Wo kein Anfang, da kein Schöpfer
Der Physiker Stephen Hawking hat mit seinen Thesen die Fachwelt verblüfft. Heute ist er Mahner und Teil der Popkultur – und hält nicht viel von Religion
Dem Wort „populär“hängt in der Welt der Wissenschaft ein Makel an. Gerade in der deutschen Wissenschaftstradition sind „populär“und „bedeutend“beinahe ein Gegensatzpaar. Entsprechend schwer tun sich viele Akademiker hierzulande, wenn sie erklären sollen, woran sie arbeiten und warum das wichtig ist. Nichts davon trifft auf Sir Stephen Hawking zu. Der Ausnahmephysiker hat nicht nur die Grenzen seines Fachs verschoben, indem er versucht hat, Einsteins Relativitätstheorie mit der Quantentheorie zu versöhnen. Er schafft es auch, seine Kosmologie für Laien relativ anschaulich zu erklären.

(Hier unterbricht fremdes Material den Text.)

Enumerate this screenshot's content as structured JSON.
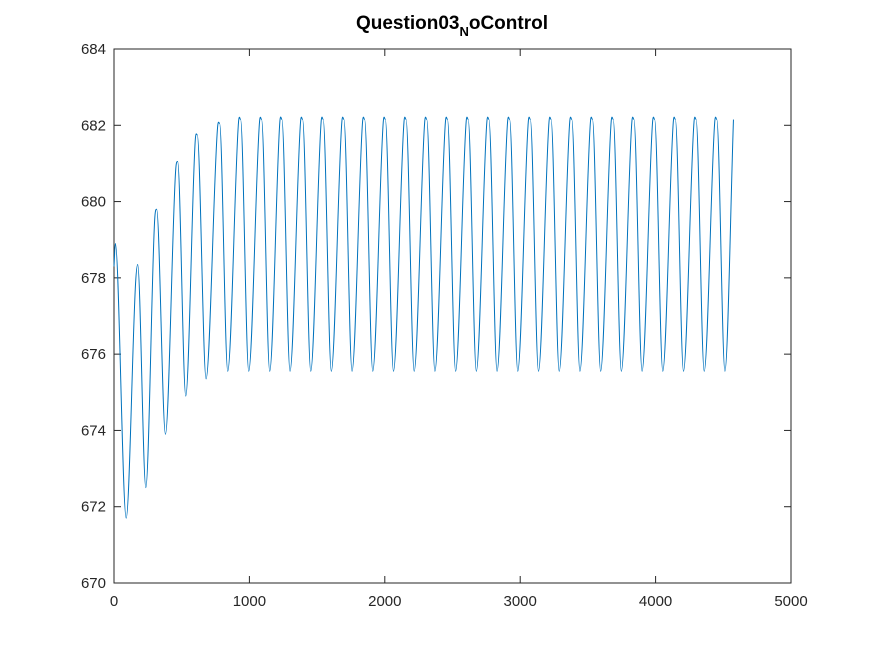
{
  "chart_data": {
    "type": "line",
    "title": {
      "prefix": "Question03",
      "subscript": "N",
      "suffix": "oControl"
    },
    "xlabel": "",
    "ylabel": "",
    "xlim": [
      0,
      5000
    ],
    "ylim": [
      670,
      684
    ],
    "xticks": [
      0,
      1000,
      2000,
      3000,
      4000,
      5000
    ],
    "yticks": [
      670,
      672,
      674,
      676,
      678,
      680,
      682,
      684
    ],
    "xtick_labels": [
      "0",
      "1000",
      "2000",
      "3000",
      "4000",
      "5000"
    ],
    "ytick_labels": [
      "670",
      "672",
      "674",
      "676",
      "678",
      "680",
      "682",
      "684"
    ],
    "grid": false,
    "legend": "none",
    "line_color": "#0072BD",
    "axis_color": "#262626",
    "series": [
      {
        "x": [
          0,
          10,
          90,
          160,
          175,
          235,
          300,
          315,
          380,
          455,
          470,
          530,
          600,
          615,
          680,
          765,
          780,
          840,
          920,
          935,
          995,
          1075,
          1090,
          1150,
          1225,
          1240,
          1300,
          1378,
          1393,
          1453,
          1530,
          1545,
          1605,
          1683,
          1698,
          1758,
          1836,
          1851,
          1911,
          1989,
          2004,
          2064,
          2142,
          2157,
          2217,
          2295,
          2310,
          2370,
          2448,
          2463,
          2523,
          2601,
          2616,
          2676,
          2754,
          2769,
          2829,
          2907,
          2922,
          2982,
          3060,
          3075,
          3135,
          3213,
          3228,
          3288,
          3366,
          3381,
          3441,
          3519,
          3534,
          3594,
          3672,
          3687,
          3747,
          3825,
          3840,
          3900,
          3978,
          3993,
          4053,
          4131,
          4146,
          4206,
          4284,
          4299,
          4359,
          4437,
          4452,
          4512,
          4575
        ],
        "y": [
          678.3,
          678.9,
          671.7,
          677.9,
          678.35,
          672.5,
          679.5,
          679.8,
          673.9,
          680.8,
          681.05,
          674.9,
          681.6,
          681.75,
          675.35,
          681.95,
          682.05,
          675.55,
          682.1,
          682.15,
          675.55,
          682.1,
          682.15,
          675.55,
          682.1,
          682.15,
          675.55,
          682.1,
          682.15,
          675.55,
          682.1,
          682.15,
          675.55,
          682.1,
          682.15,
          675.55,
          682.1,
          682.15,
          675.55,
          682.1,
          682.15,
          675.55,
          682.1,
          682.15,
          675.55,
          682.1,
          682.15,
          675.55,
          682.1,
          682.15,
          675.55,
          682.1,
          682.15,
          675.55,
          682.1,
          682.15,
          675.55,
          682.1,
          682.15,
          675.55,
          682.1,
          682.15,
          675.55,
          682.1,
          682.15,
          675.55,
          682.1,
          682.15,
          675.55,
          682.1,
          682.15,
          675.55,
          682.1,
          682.15,
          675.55,
          682.1,
          682.15,
          675.55,
          682.1,
          682.15,
          675.55,
          682.1,
          682.15,
          675.55,
          682.1,
          682.15,
          675.55,
          682.1,
          682.15,
          675.55,
          682.15
        ]
      }
    ]
  }
}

Sein auf eine breite Leserschaft zielendes Buch „Eine kurze Geschichte der Zeit“etwa wurde in über 30 Sprachen übersetzt und verkaufte sich über 20 Millionen Mal. Hawkings hatte weder Bedenken, durch einen Auftritt in der ScienceFiction-Fernsehserie „Star Trek“seiner Reputation zu schaden, noch weil er seinem gezeichneten Ebenbild bei den „Simpsons“die Stimme des Sprachcomputers zur Verfügung stellte, auf den er seit einer Luftröhrenoperation im Jahr 1986 angewiesen ist. Der geniale Physiker im Rollstuhl ist so zu einem Teil der Popkultur geworden. Kritiker sagen, seine Bekanntheit habe sich längst von der Bedeutung seiner wissenschaftlichen Arbeiten entkoppelt. Hawkings ist sich dessen bewusst. „Die Menschen sind fasziniert von dem Gegensatz zwischen meinen extrem eingeschränkten körperlichen Fähigkeiten und den gewaltigen Ausmaßen des Universums, mit dem ich mich beschäftige“, sagte er in einem Interview. Allein: Er hat sich die Krankheit ja nicht ausgesucht. Als Student fällt er zunehmend durch Tollpatschigkeit auf. Als er 1962 über die Weihnachtsferien nach Hause fährt, lässt er sich untersuchen. Davor aber geht er noch auf eine Silvesterparty. An jenem Abend lernt er Jane Wilden kennen, seine spätere Frau. Kurz nach seinem 21. Geburtstag kommt dann die niederschmetternde Diagnose, dass er an der seltenen Nervenkrankheit Amyotrophe Lateralsklerose (ALS) leidet. Die Ärzte geben ihm nur wenige Jahre. Hawking aber lebt noch immer und am Sonntag wird er 75 Jahre alt. Seitdem hat er nicht nur komplizierte Probleme der Astrophysik weitergedacht, sondern auch ganz irdische Krisen überstanden. Hawking hat drei Kinder, drei Enkel und ist zweimal geschieden. Seine erste Frau nannte ihn einen Haustyrannen, er sagte, Frauen seien ihm ein komplettes Rätsel. Heute warnt er vor dem Untergang der Menschheit – und den Irrwegen der Religion. Der Glaube an einen Himmel oder ein Leben nach dem Tod seien „Märchen für Leute, die Angst vor der Dunkelheit“haben, so Hawking. Das Universum habe weder Anfang noch Ende und brauche keinen Schöpfer.